Book Review: The Sugar Girls

M@
By M@ Last edited 144 months ago
Book Review: The Sugar Girls

You may have heard of Henry Tate, the philanthropist who created the Millbank gallery that bears his name. He made his fortune by refining sugar in the marshy docklands of Silvertown. Nearby, a certain Abram Lyle ran a rival factory specialising in golden syrup. Incredibly, the neighbouring sugar magnates never met, but in 1921 and after their deaths, the companies merged to form Tate & Lyle, still trading from Silvertown.

A new book collects together the reminiscences of four factory girls who worked at the refineries in the 1940s and 1950s.

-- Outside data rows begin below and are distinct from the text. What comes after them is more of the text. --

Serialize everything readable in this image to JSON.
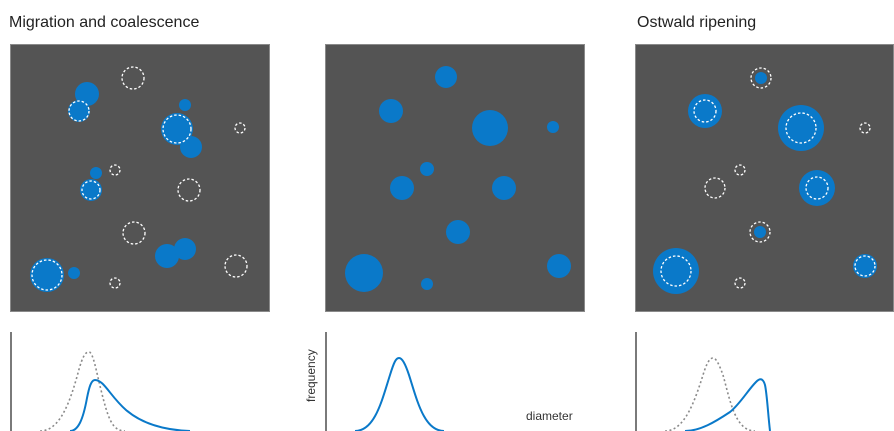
{
  "titles": {
    "left": "Migration and coalescence",
    "right": "Ostwald ripening"
  },
  "axis_labels": {
    "y": "frequency",
    "x": "diameter"
  },
  "colors": {
    "panel_bg": "#545454",
    "particle": "#0a79c9",
    "dashed_outline": "#ffffff",
    "curve": "#0a79c9",
    "initial_curve": "#8a8a8a"
  }
}
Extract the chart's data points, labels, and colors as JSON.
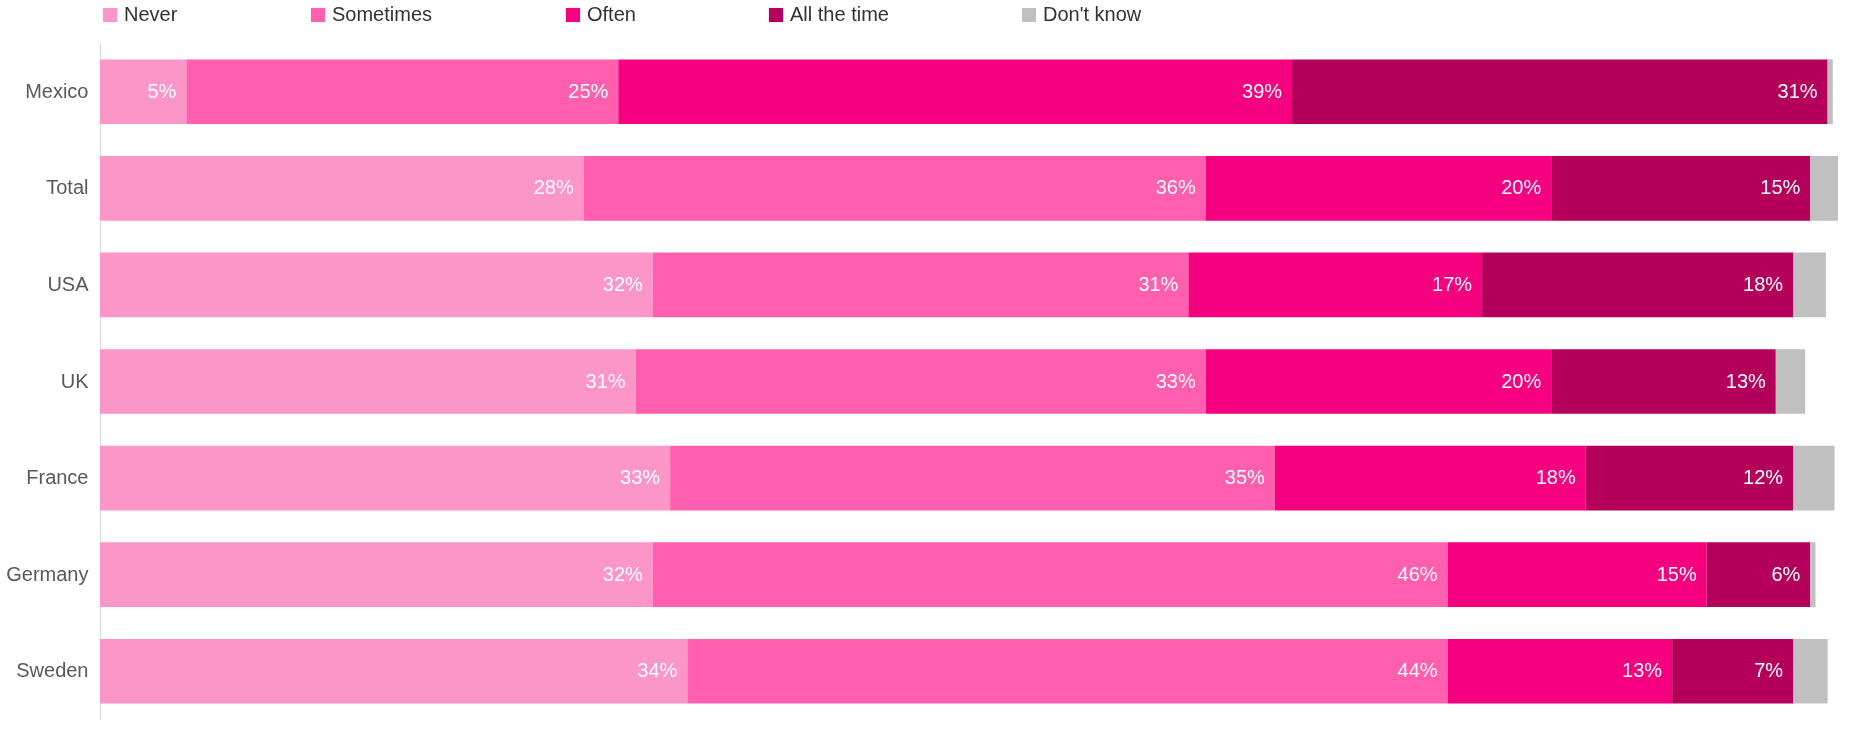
{
  "chart_data": {
    "type": "bar",
    "orientation": "horizontal",
    "stacked": true,
    "legend": "top",
    "categories": [
      "Mexico",
      "Total",
      "USA",
      "UK",
      "France",
      "Germany",
      "Sweden"
    ],
    "series": [
      {
        "name": "Never",
        "color": "#fc96c8",
        "values": [
          5,
          28,
          32,
          31,
          33,
          32,
          34
        ],
        "value_labels": [
          "5%",
          "28%",
          "32%",
          "31%",
          "33%",
          "32%",
          "34%"
        ]
      },
      {
        "name": "Sometimes",
        "color": "#ff5fae",
        "values": [
          25,
          36,
          31,
          33,
          35,
          46,
          44
        ],
        "value_labels": [
          "25%",
          "36%",
          "31%",
          "33%",
          "35%",
          "46%",
          "44%"
        ]
      },
      {
        "name": "Often",
        "color": "#f5007f",
        "values": [
          39,
          20,
          17,
          20,
          18,
          15,
          13
        ],
        "value_labels": [
          "39%",
          "20%",
          "17%",
          "20%",
          "18%",
          "15%",
          "13%"
        ]
      },
      {
        "name": "All the time",
        "color": "#b5005b",
        "values": [
          31,
          15,
          18,
          13,
          12,
          6,
          7
        ],
        "value_labels": [
          "31%",
          "15%",
          "18%",
          "13%",
          "12%",
          "6%",
          "7%"
        ]
      },
      {
        "name": "Don't know",
        "color": "#c0c0c0",
        "values": [
          0.3,
          1.6,
          1.9,
          1.7,
          2.4,
          0.3,
          2.0
        ]
      }
    ]
  }
}
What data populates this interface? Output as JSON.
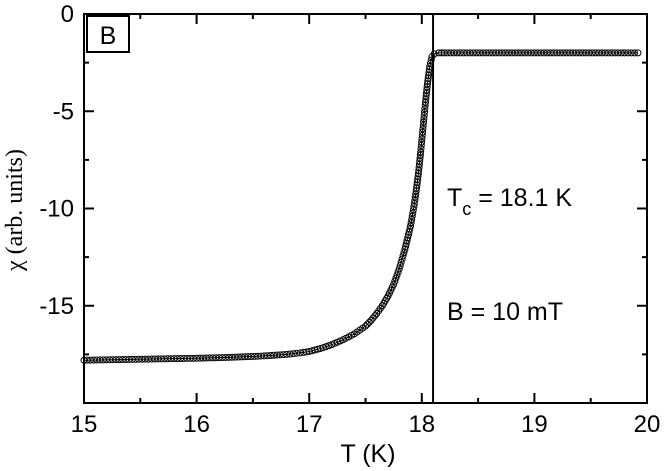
{
  "chart_data": {
    "type": "scatter",
    "panel_label": "B",
    "xlabel": "T (K)",
    "ylabel_symbol": "χ",
    "ylabel_rest": " (arb. units)",
    "xlim": [
      15,
      20
    ],
    "ylim": [
      -20,
      0
    ],
    "x_ticks": [
      15,
      16,
      17,
      18,
      19,
      20
    ],
    "y_ticks": [
      0,
      -5,
      -10,
      -15
    ],
    "y_tick_labels": [
      "0",
      "-5",
      "-10",
      "-15"
    ],
    "vertical_line_x": 18.1,
    "annotations": [
      {
        "name": "tc",
        "main": "T",
        "sub": "c",
        "rest": " = 18.1 K"
      },
      {
        "name": "field",
        "text": "B = 10 mT"
      }
    ],
    "series": [
      {
        "marker": "open-circle",
        "line": true,
        "x": [
          15.0,
          15.2,
          15.4,
          15.6,
          15.8,
          16.0,
          16.2,
          16.4,
          16.6,
          16.8,
          16.95,
          17.0,
          17.1,
          17.2,
          17.3,
          17.4,
          17.5,
          17.55,
          17.6,
          17.65,
          17.7,
          17.75,
          17.8,
          17.85,
          17.9,
          17.93,
          17.95,
          17.97,
          17.99,
          18.01,
          18.03,
          18.05,
          18.07,
          18.09,
          18.11,
          18.15,
          18.2,
          18.4,
          18.6,
          18.8,
          19.0,
          19.2,
          19.4,
          19.6,
          19.8,
          19.92
        ],
        "y": [
          -17.8,
          -17.78,
          -17.76,
          -17.74,
          -17.72,
          -17.7,
          -17.67,
          -17.63,
          -17.58,
          -17.5,
          -17.4,
          -17.35,
          -17.2,
          -17.0,
          -16.75,
          -16.45,
          -16.05,
          -15.75,
          -15.4,
          -15.0,
          -14.5,
          -13.9,
          -13.1,
          -12.1,
          -10.9,
          -9.9,
          -9.1,
          -8.2,
          -7.1,
          -5.9,
          -4.7,
          -3.6,
          -2.7,
          -2.2,
          -2.05,
          -2.0,
          -2.0,
          -2.0,
          -2.0,
          -2.0,
          -2.0,
          -2.0,
          -2.0,
          -2.0,
          -2.0,
          -2.0
        ]
      }
    ]
  }
}
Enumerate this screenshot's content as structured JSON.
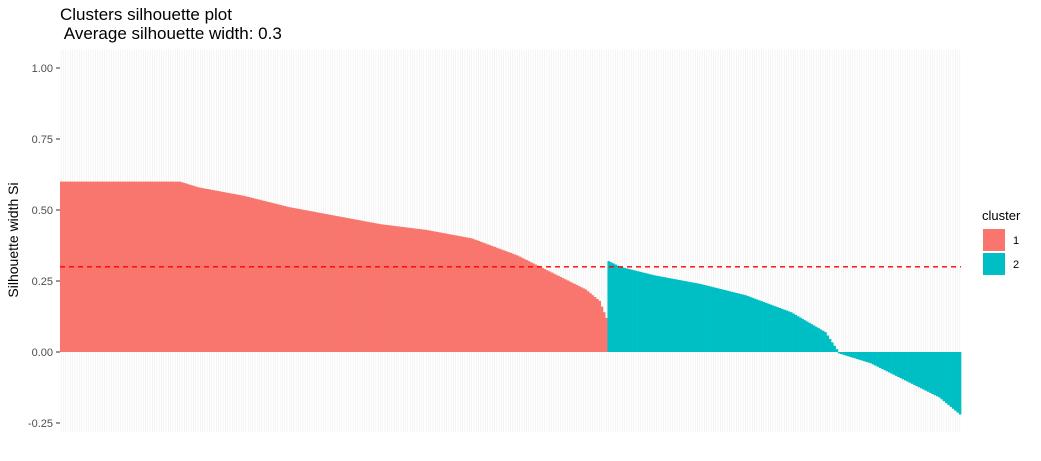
{
  "chart_data": {
    "type": "bar",
    "title": "Clusters silhouette plot",
    "subtitle": " Average silhouette width: 0.3",
    "xlabel": "",
    "ylabel": "Silhouette width Si",
    "ylim": [
      -0.28,
      1.02
    ],
    "yticks": [
      1.0,
      0.75,
      0.5,
      0.25,
      0.0,
      -0.25
    ],
    "ytick_labels": [
      "1.00",
      "0.75",
      "0.50",
      "0.25",
      "0.00",
      "-0.25"
    ],
    "average_line": {
      "value": 0.3,
      "color": "#ff0000",
      "style": "dashed"
    },
    "grid": "vertical-minor",
    "legend": {
      "title": "cluster",
      "position": "right",
      "entries": [
        {
          "label": "1",
          "color": "#f8766d"
        },
        {
          "label": "2",
          "color": "#00bfc4"
        }
      ]
    },
    "series": [
      {
        "cluster": "1",
        "color": "#f8766d",
        "count": 240,
        "profile": [
          [
            0,
            0.6
          ],
          [
            52,
            0.6
          ],
          [
            60,
            0.58
          ],
          [
            80,
            0.55
          ],
          [
            100,
            0.51
          ],
          [
            120,
            0.48
          ],
          [
            140,
            0.45
          ],
          [
            160,
            0.43
          ],
          [
            180,
            0.4
          ],
          [
            200,
            0.34
          ],
          [
            220,
            0.26
          ],
          [
            230,
            0.22
          ],
          [
            236,
            0.18
          ],
          [
            239,
            0.12
          ]
        ]
      },
      {
        "cluster": "2",
        "color": "#00bfc4",
        "count": 155,
        "profile": [
          [
            0,
            0.32
          ],
          [
            5,
            0.3
          ],
          [
            20,
            0.27
          ],
          [
            40,
            0.24
          ],
          [
            60,
            0.2
          ],
          [
            80,
            0.14
          ],
          [
            95,
            0.07
          ],
          [
            100,
            0.01
          ],
          [
            101,
            -0.005
          ],
          [
            115,
            -0.04
          ],
          [
            130,
            -0.1
          ],
          [
            145,
            -0.16
          ],
          [
            154,
            -0.22
          ]
        ]
      }
    ]
  }
}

Sugar Girls recounts the experiences of ordinary women living through extraordinary times: from the unprecedented hardships of the Blitz , to the Great Smog of 1952 that left thousands dead, to the fatal floods of the following year.

Throughout it all, the factories kept going thanks to the plucky spirit of the largely female workforce. But the book focuses less on these extreme occurrences and more on everyday human life. Factory flirting, jokes on the management, 'beanos' to the seaside and the covert courtships of a less permissive (but equally promiscuous) age are the mainstays of the book.

Authors Duncan Barrett and Nuala Calvi have crafted an unlikely page-turner, synthesising a pacey narrative from what we assume must have been a bottomless well of memories and anecdotes from the surviving sugar girls. It reads like a novel. By the end, we half-wished we'd lived through those impoverished, crater-strewn days. There is hardship here, for sure, but also an infectious levity and optimism so rare in our own times. A TV series surely beckons.